Fast Company wrote a piece making the case the Clinton has done the best job seeking support in California’s tech industry and has a message that resonates with young women who work in it.
But Clinton’s team has made the most concerted effort to court the Bay Area’s women in tech. And through that, new communities are forming that many female attendees say are more diverse — in terms of age, gender and sector — that then are used to. "I definitely see women of all ages attending these events — especially the ones that ask for a lower donation" says Lily Sarafan, CEO of Home Care Assistance….
Schuyler Hudak, a media entrepreneur who previously worked as a political consultant, says many of the most influential women in Silicon Valley are involved with the campaign. "That's an opportunity to get mentorship and guidance," she says. "It's great for women who want to be more engaged in politics, and expand their professional network."

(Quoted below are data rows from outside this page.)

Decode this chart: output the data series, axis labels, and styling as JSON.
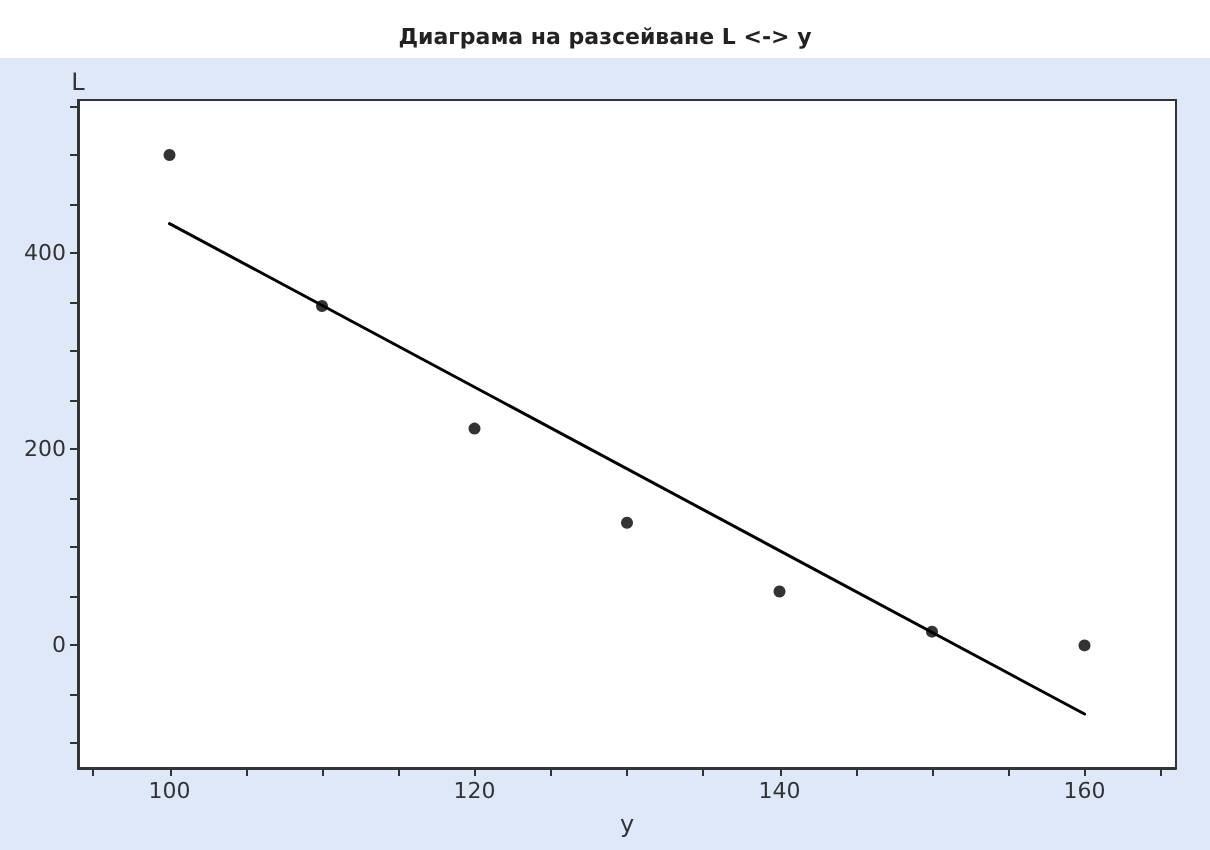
{
  "chart_data": {
    "type": "scatter",
    "title": "Диаграма на разсейване L <-> y",
    "xlabel": "y",
    "ylabel": "L",
    "series": [
      {
        "color": "#000000",
        "marker": "circle",
        "x": [
          100,
          110,
          120,
          130,
          140,
          150,
          160
        ],
        "values": [
          500,
          346,
          221,
          125,
          55,
          14,
          0
        ]
      },
      {
        "type": "line",
        "color": "#000000",
        "marker": "none",
        "x": [
          100,
          160
        ],
        "values": [
          430,
          -70
        ]
      }
    ],
    "xlim": [
      94,
      166
    ],
    "xticks": [
      {
        "value": 95,
        "label": null
      },
      100,
      {
        "value": 105,
        "label": null
      },
      {
        "value": 110,
        "label": null
      },
      {
        "value": 115,
        "label": null
      },
      120,
      {
        "value": 125,
        "label": null
      },
      {
        "value": 130,
        "label": null
      },
      {
        "value": 135,
        "label": null
      },
      140,
      {
        "value": 145,
        "label": null
      },
      {
        "value": 150,
        "label": null
      },
      {
        "value": 155,
        "label": null
      },
      160,
      {
        "value": 165,
        "label": null
      }
    ],
    "ylim": [
      -125,
      556
    ],
    "yticks": [
      {
        "value": -100,
        "label": null
      },
      {
        "value": -50,
        "label": null
      },
      0,
      {
        "value": 50,
        "label": null
      },
      {
        "value": 100,
        "label": null
      },
      {
        "value": 150,
        "label": null
      },
      200,
      {
        "value": 250,
        "label": null
      },
      {
        "value": 300,
        "label": null
      },
      {
        "value": 350,
        "label": null
      },
      400,
      {
        "value": 450,
        "label": null
      },
      {
        "value": 500,
        "label": null
      },
      {
        "value": 550,
        "label": null
      }
    ],
    "grid": false
  }
}
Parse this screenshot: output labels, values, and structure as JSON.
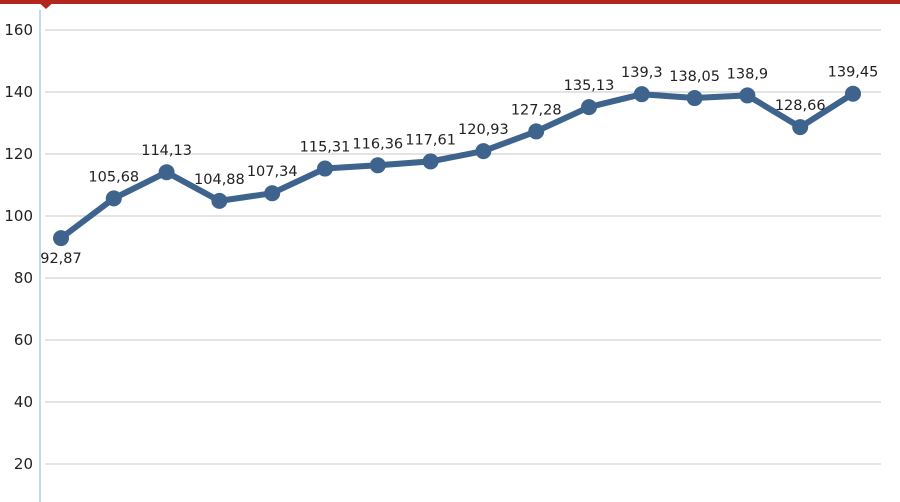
{
  "chart_data": {
    "type": "line",
    "title": "",
    "xlabel": "",
    "ylabel": "",
    "ylim": [
      20,
      160
    ],
    "y_ticks": [
      20,
      40,
      60,
      80,
      100,
      120,
      140,
      160
    ],
    "grid": true,
    "legend": "none",
    "series": [
      {
        "values": [
          92.87,
          105.68,
          114.13,
          104.88,
          107.34,
          115.31,
          116.36,
          117.61,
          120.93,
          127.28,
          135.13,
          139.3,
          138.05,
          138.9,
          128.66,
          139.45
        ],
        "labels": [
          "92,87",
          "105,68",
          "114,13",
          "104,88",
          "107,34",
          "115,31",
          "116,36",
          "117,61",
          "120,93",
          "127,28",
          "135,13",
          "139,3",
          "138,05",
          "138,9",
          "128,66",
          "139,45"
        ],
        "label_position": [
          "below",
          "above",
          "above",
          "above",
          "above",
          "above",
          "above",
          "above",
          "above",
          "above",
          "above",
          "above",
          "above",
          "above",
          "above",
          "above"
        ]
      }
    ],
    "colors": {
      "line": "#3e638d",
      "grid": "#c8c8c8",
      "axis": "#7fb6d6",
      "accent": "#b3261e"
    }
  }
}
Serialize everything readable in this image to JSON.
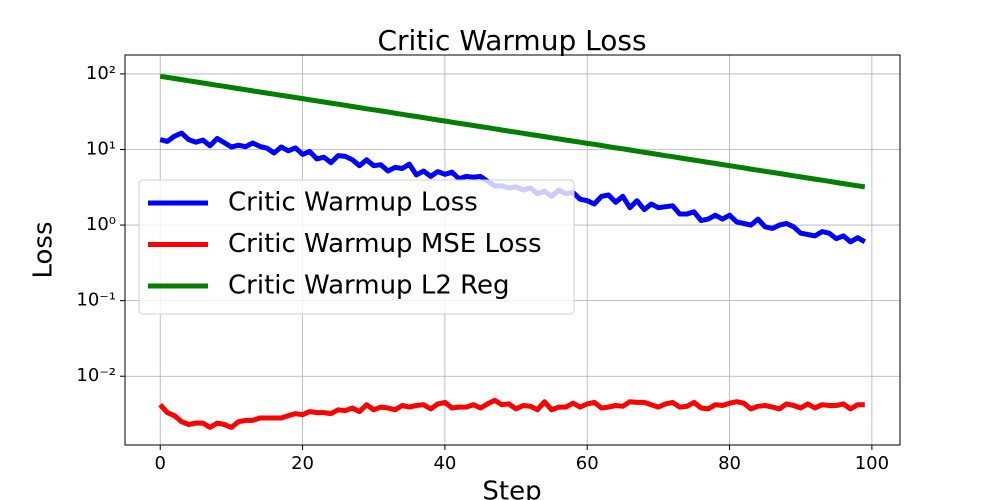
{
  "chart_data": {
    "type": "line",
    "title": "Critic Warmup Loss",
    "x_label": "Step",
    "y_label": "Loss",
    "x": [
      0,
      1,
      2,
      3,
      4,
      5,
      6,
      7,
      8,
      9,
      10,
      11,
      12,
      13,
      14,
      15,
      16,
      17,
      18,
      19,
      20,
      21,
      22,
      23,
      24,
      25,
      26,
      27,
      28,
      29,
      30,
      31,
      32,
      33,
      34,
      35,
      36,
      37,
      38,
      39,
      40,
      41,
      42,
      43,
      44,
      45,
      46,
      47,
      48,
      49,
      50,
      51,
      52,
      53,
      54,
      55,
      56,
      57,
      58,
      59,
      60,
      61,
      62,
      63,
      64,
      65,
      66,
      67,
      68,
      69,
      70,
      71,
      72,
      73,
      74,
      75,
      76,
      77,
      78,
      79,
      80,
      81,
      82,
      83,
      84,
      85,
      86,
      87,
      88,
      89,
      90,
      91,
      92,
      93,
      94,
      95,
      96,
      97,
      98,
      99
    ],
    "series": [
      {
        "name": "Critic Warmup Loss",
        "color": "#0000ff",
        "values": [
          13.5,
          12.8,
          15,
          16.5,
          13.5,
          12.5,
          13.3,
          11.2,
          14,
          12.3,
          10.8,
          11.4,
          10.9,
          12.2,
          11,
          10.4,
          9,
          10.8,
          9.6,
          10.5,
          8.6,
          9.4,
          7.5,
          7.9,
          6.7,
          8.3,
          8.1,
          7.3,
          6.1,
          7.3,
          6.1,
          6.3,
          5.2,
          5.8,
          5.6,
          6.4,
          4.6,
          5.2,
          4.4,
          5.1,
          4.7,
          5.0,
          4.1,
          4.4,
          4.3,
          4.4,
          3.8,
          3.3,
          3.3,
          3.1,
          3.2,
          2.9,
          3.1,
          2.6,
          2.8,
          2.4,
          2.9,
          2.6,
          2.7,
          2.2,
          2.1,
          1.9,
          2.4,
          2.5,
          2.0,
          2.4,
          1.7,
          2.1,
          1.6,
          1.9,
          1.7,
          1.75,
          1.8,
          1.4,
          1.4,
          1.5,
          1.15,
          1.2,
          1.35,
          1.2,
          1.35,
          1.1,
          1.05,
          1.0,
          1.2,
          0.95,
          0.9,
          1.0,
          1.05,
          0.95,
          0.78,
          0.75,
          0.72,
          0.82,
          0.78,
          0.66,
          0.72,
          0.6,
          0.68,
          0.6
        ]
      },
      {
        "name": "Critic Warmup MSE Loss",
        "color": "#ff0000",
        "values": [
          0.0042,
          0.0033,
          0.003,
          0.0025,
          0.0023,
          0.0024,
          0.0024,
          0.0021,
          0.0024,
          0.0023,
          0.0021,
          0.0025,
          0.0026,
          0.0026,
          0.0028,
          0.0028,
          0.0028,
          0.0028,
          0.003,
          0.0032,
          0.0031,
          0.0034,
          0.0033,
          0.0033,
          0.0032,
          0.0036,
          0.0035,
          0.0038,
          0.0034,
          0.0042,
          0.0036,
          0.0039,
          0.0038,
          0.0036,
          0.0041,
          0.0039,
          0.0041,
          0.0042,
          0.0037,
          0.0043,
          0.0045,
          0.0038,
          0.0039,
          0.0039,
          0.0042,
          0.0038,
          0.0043,
          0.0048,
          0.0042,
          0.0043,
          0.0037,
          0.0041,
          0.004,
          0.0036,
          0.0046,
          0.0036,
          0.0039,
          0.0039,
          0.0044,
          0.0039,
          0.0043,
          0.0045,
          0.0038,
          0.0039,
          0.0041,
          0.004,
          0.0046,
          0.0045,
          0.0045,
          0.0042,
          0.0039,
          0.0043,
          0.0045,
          0.0039,
          0.004,
          0.0045,
          0.0038,
          0.0037,
          0.0042,
          0.0041,
          0.0044,
          0.0046,
          0.0044,
          0.0037,
          0.004,
          0.0041,
          0.0039,
          0.0037,
          0.0043,
          0.0041,
          0.0038,
          0.0043,
          0.0038,
          0.0042,
          0.0041,
          0.0041,
          0.0043,
          0.0037,
          0.0042,
          0.0042
        ]
      },
      {
        "name": "Critic Warmup L2 Reg",
        "color": "#008000",
        "values": [
          93,
          89.9,
          86.9,
          84.0,
          81.2,
          78.4,
          75.8,
          73.3,
          70.8,
          68.5,
          66.2,
          64.0,
          61.8,
          59.7,
          57.7,
          55.8,
          53.9,
          52.1,
          50.4,
          48.7,
          47.1,
          45.5,
          44.0,
          42.5,
          41.1,
          39.7,
          38.4,
          37.1,
          35.8,
          34.6,
          33.5,
          32.4,
          31.3,
          30.2,
          29.2,
          28.2,
          27.3,
          26.4,
          25.5,
          24.6,
          23.8,
          23.0,
          22.2,
          21.5,
          20.8,
          20.1,
          19.4,
          18.8,
          18.1,
          17.5,
          16.95,
          16.4,
          15.8,
          15.3,
          14.8,
          14.3,
          13.8,
          13.3,
          12.9,
          12.5,
          12.06,
          11.7,
          11.3,
          10.9,
          10.5,
          10.2,
          9.84,
          9.51,
          9.19,
          8.88,
          8.58,
          8.29,
          8.02,
          7.75,
          7.49,
          7.24,
          7.0,
          6.76,
          6.54,
          6.32,
          6.1,
          5.9,
          5.7,
          5.51,
          5.33,
          5.15,
          4.98,
          4.81,
          4.65,
          4.49,
          4.34,
          4.2,
          4.06,
          3.92,
          3.79,
          3.66,
          3.54,
          3.42,
          3.31,
          3.2
        ]
      }
    ],
    "xlim": [
      -4.95,
      103.95
    ],
    "xticks": [
      0,
      20,
      40,
      60,
      80,
      100
    ],
    "ylim": [
      0.00123,
      178
    ],
    "yscale": "log",
    "yticks": [
      {
        "value": 0.01,
        "label": "10⁻²"
      },
      {
        "value": 0.1,
        "label": "10⁻¹"
      },
      {
        "value": 1,
        "label": "10⁰"
      },
      {
        "value": 10,
        "label": "10¹"
      },
      {
        "value": 100,
        "label": "10²"
      }
    ],
    "grid": true,
    "legend": "center left"
  }
}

Likewise, Eileen Carey, a Clinton supporter who has been involved with the Clinton Foundation for more than a decade, says the network and connections are invaluable.
That’s why Hillary Clinton has released a plan for debt-free college. Under her plan, students won’t have to take out loans to pay for tuition, books, or fees at four-year public colleges and universities in their states. Families will make an affordable, realistic contribution and students will do their part by working 10 hours a week to help pay for school.
Those with existing student debt will be able to refinance at a lower rate, which will give debt relief to an estimated 25 million borrowers. And Hillary’s plan will allow everyone to enroll in an income-based repayment plan so that they’re never spending more than 10 percent of their income on student loans.